Other states have differing laws on medical malpractice caps. In the state of Virginia, for example, the law states that no matter the harm caused to the patient by a medical error, the patient and family only may receive a maximum of $2 million. If the lawsuit for medical negligence is decided by a jury and they award more than $2 million, the judge then reduces the award down to $2 million.

The law in Virginia also limits damages regardless of economic loss for the person. For instance, if your mother became a quadriplegic due to a neck surgery that was botched by a doctor, the most she could ever receive is $2 million, even if the medical bills cost $10 million.

The view that the firm has on this is that all such caps are unconstitutional under the seventh amendment to the U.S. Constitution. It provides that a jury trial is available in all common law cases, medical malpractice cases are clearly common-law cases so  caps or ceilings are unconstitutional.
Some states have struck caps down as constitutional violations.

Why can some states say caps are unconstitutional, and others disagree?

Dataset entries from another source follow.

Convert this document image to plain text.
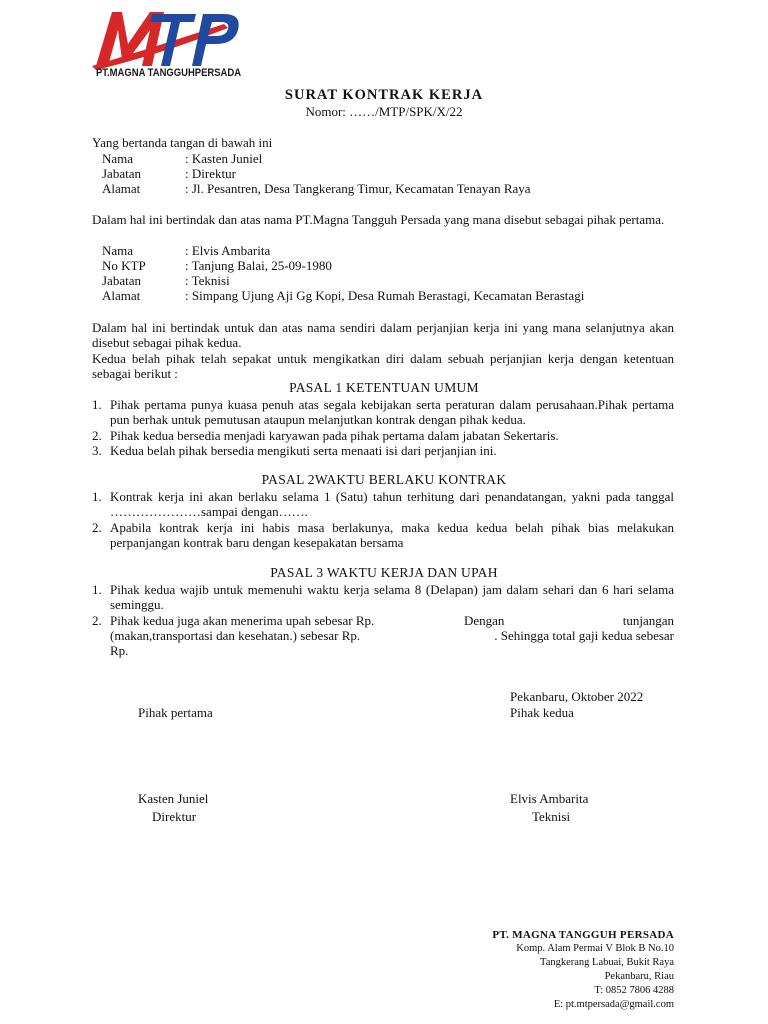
PT.MAGNA TANGGUHPERSADA
SURAT KONTRAK KERJA
Nomor: ……/MTP/SPK/X/22
Yang bertanda tangan di bawah ini
Nama	: Kasten Juniel
Jabatan	: Direktur
Alamat	: Jl. Pesantren, Desa Tangkerang Timur, Kecamatan Tenayan Raya
Dalam hal ini bertindak dan atas nama PT.Magna Tangguh Persada yang mana disebut sebagai pihak pertama.
Nama	: Elvis Ambarita
No KTP	: Tanjung Balai, 25-09-1980
Jabatan	: Teknisi
Alamat	: Simpang Ujung Aji Gg Kopi, Desa Rumah Berastagi, Kecamatan Berastagi
Dalam hal ini bertindak untuk dan atas nama sendiri dalam perjanjian kerja ini yang mana selanjutnya akan disebut sebagai pihak kedua.
Kedua belah pihak telah sepakat untuk mengikatkan diri dalam sebuah perjanjian kerja dengan ketentuan sebagai berikut :
PASAL 1 KETENTUAN UMUM
1. Pihak pertama punya kuasa penuh atas segala kebijakan serta peraturan dalam perusahaan.Pihak pertama pun berhak untuk pemutusan ataupun melanjutkan kontrak dengan pihak kedua.
2. Pihak kedua bersedia menjadi karyawan pada pihak pertama dalam jabatan Sekertaris.
3. Kedua belah pihak bersedia mengikuti serta menaati isi dari perjanjian ini.
PASAL 2WAKTU BERLAKU KONTRAK
1. Kontrak kerja ini akan berlaku selama 1 (Satu) tahun terhitung dari penandatangan, yakni pada tanggal …………………sampai dengan…….
2. Apabila kontrak kerja ini habis masa berlakunya, maka kedua kedua belah pihak bias melakukan perpanjangan kontrak baru dengan kesepakatan bersama
PASAL 3 WAKTU KERJA DAN UPAH
1. Pihak kedua wajib untuk memenuhi waktu kerja selama 8 (Delapan) jam dalam sehari dan 6 hari selama seminggu.
2. Pihak kedua juga akan menerima upah sebesar Rp.	Dengan	tunjangan
(makan,transportasi dan kesehatan.) sebesar Rp.	. Sehingga total gaji kedua sebesar
Rp.
Pekanbaru, Oktober 2022
Pihak pertama	Pihak kedua
Kasten Juniel
Direktur
Elvis Ambarita
Teknisi
PT. MAGNA TANGGUH PERSADA
Komp. Alam Permai V Blok B No.10
Tangkerang Labuai, Bukit Raya
Pekanbaru, Riau
T: 0852 7806 4288
E: pt.mtpersada@gmail.com
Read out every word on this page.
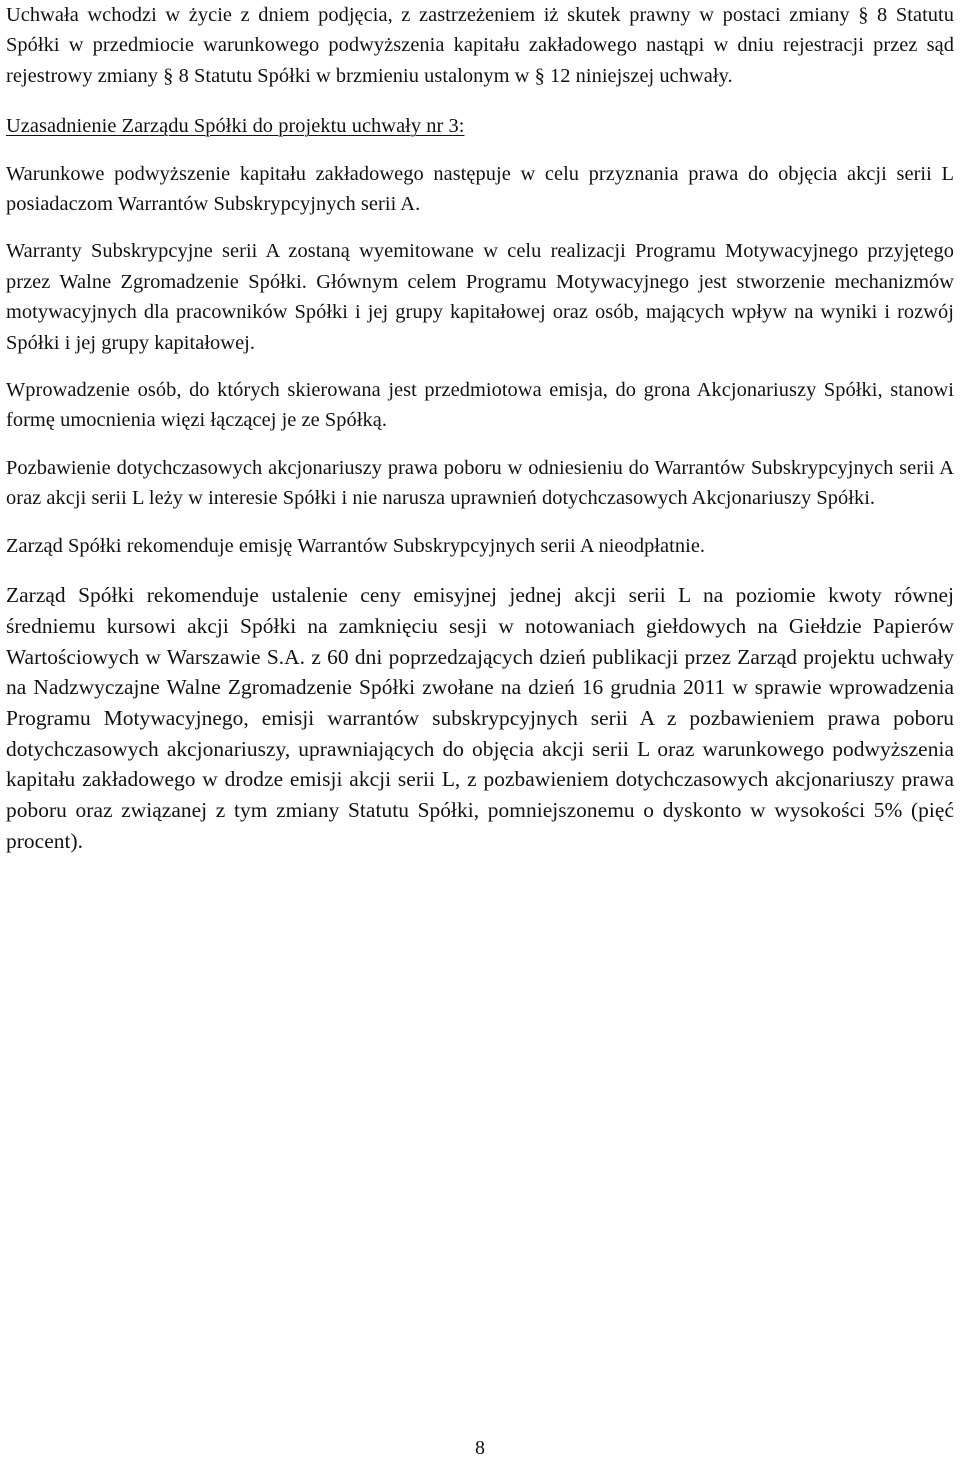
Uchwała wchodzi w życie z dniem podjęcia, z zastrzeżeniem iż skutek prawny w postaci zmiany § 8 Statutu Spółki w przedmiocie warunkowego podwyższenia kapitału zakładowego nastąpi w dniu rejestracji przez sąd rejestrowy zmiany § 8 Statutu Spółki w brzmieniu ustalonym w § 12 niniejszej uchwały.

Uzasadnienie Zarządu Spółki do projektu uchwały nr 3:

Warunkowe podwyższenie kapitału zakładowego następuje w celu przyznania prawa do objęcia akcji serii L posiadaczom Warrantów Subskrypcyjnych serii A.

Warranty Subskrypcyjne serii A zostaną wyemitowane w celu realizacji Programu Motywacyjnego przyjętego przez Walne Zgromadzenie Spółki. Głównym celem Programu Motywacyjnego jest stworzenie mechanizmów motywacyjnych dla pracowników Spółki i jej grupy kapitałowej oraz osób, mających wpływ na wyniki i rozwój Spółki i jej grupy kapitałowej.

Wprowadzenie osób, do których skierowana jest przedmiotowa emisja, do grona Akcjonariuszy Spółki, stanowi formę umocnienia więzi łączącej je ze Spółką.

Pozbawienie dotychczasowych akcjonariuszy prawa poboru w odniesieniu do Warrantów Subskrypcyjnych serii A oraz akcji serii L leży w interesie Spółki i nie narusza uprawnień dotychczasowych Akcjonariuszy Spółki.

Zarząd Spółki rekomenduje emisję Warrantów Subskrypcyjnych serii A nieodpłatnie.

Zarząd Spółki rekomenduje ustalenie ceny emisyjnej jednej akcji serii L na poziomie kwoty równej średniemu kursowi akcji Spółki na zamknięciu sesji w notowaniach giełdowych na Giełdzie Papierów Wartościowych w Warszawie S.A. z 60 dni poprzedzających dzień publikacji przez Zarząd projektu uchwały na Nadzwyczajne Walne Zgromadzenie Spółki zwołane na dzień 16 grudnia 2011 w sprawie wprowadzenia Programu Motywacyjnego, emisji warrantów subskrypcyjnych serii A z pozbawieniem prawa poboru dotychczasowych akcjonariuszy, uprawniających do objęcia akcji serii L oraz warunkowego podwyższenia kapitału zakładowego w drodze emisji akcji serii L, z pozbawieniem dotychczasowych akcjonariuszy prawa poboru oraz związanej z tym zmiany Statutu Spółki, pomniejszonemu o dyskonto w wysokości 5% (pięć procent).

8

That is an enigma with no answer.

Shapiro, Lewis, Appleton & Favaloro, P.C. is a Virginia personal injury law firm that provides frequent commentary on medical malpractice law.



One Comment

  1. Gravatar for jc

    In Ohio, in the late 1990s, the Ohio Supreme Court ruled that caps on "pain and suffering" damages in medical malpractice cases were unconstitutional. We had a medical malpractice crisis in our state at that time. Locally, neurosurgeons had to pay $200K annually and we lost 4 of 5 neurosurgeons. OB gyns had to relocate to a nearby state to continue to practice. So the Ohio voters voted against the Ohio Supreme Court Justices who ruled caps on " pain and suffering" unconstitutional. The voters elected a new Ohio Supreme Court that ruled that caps on "pain and suffering" were constitutional. As a result, my medical malpractice premiums dropped 40%.The enigma you describe is called democracy.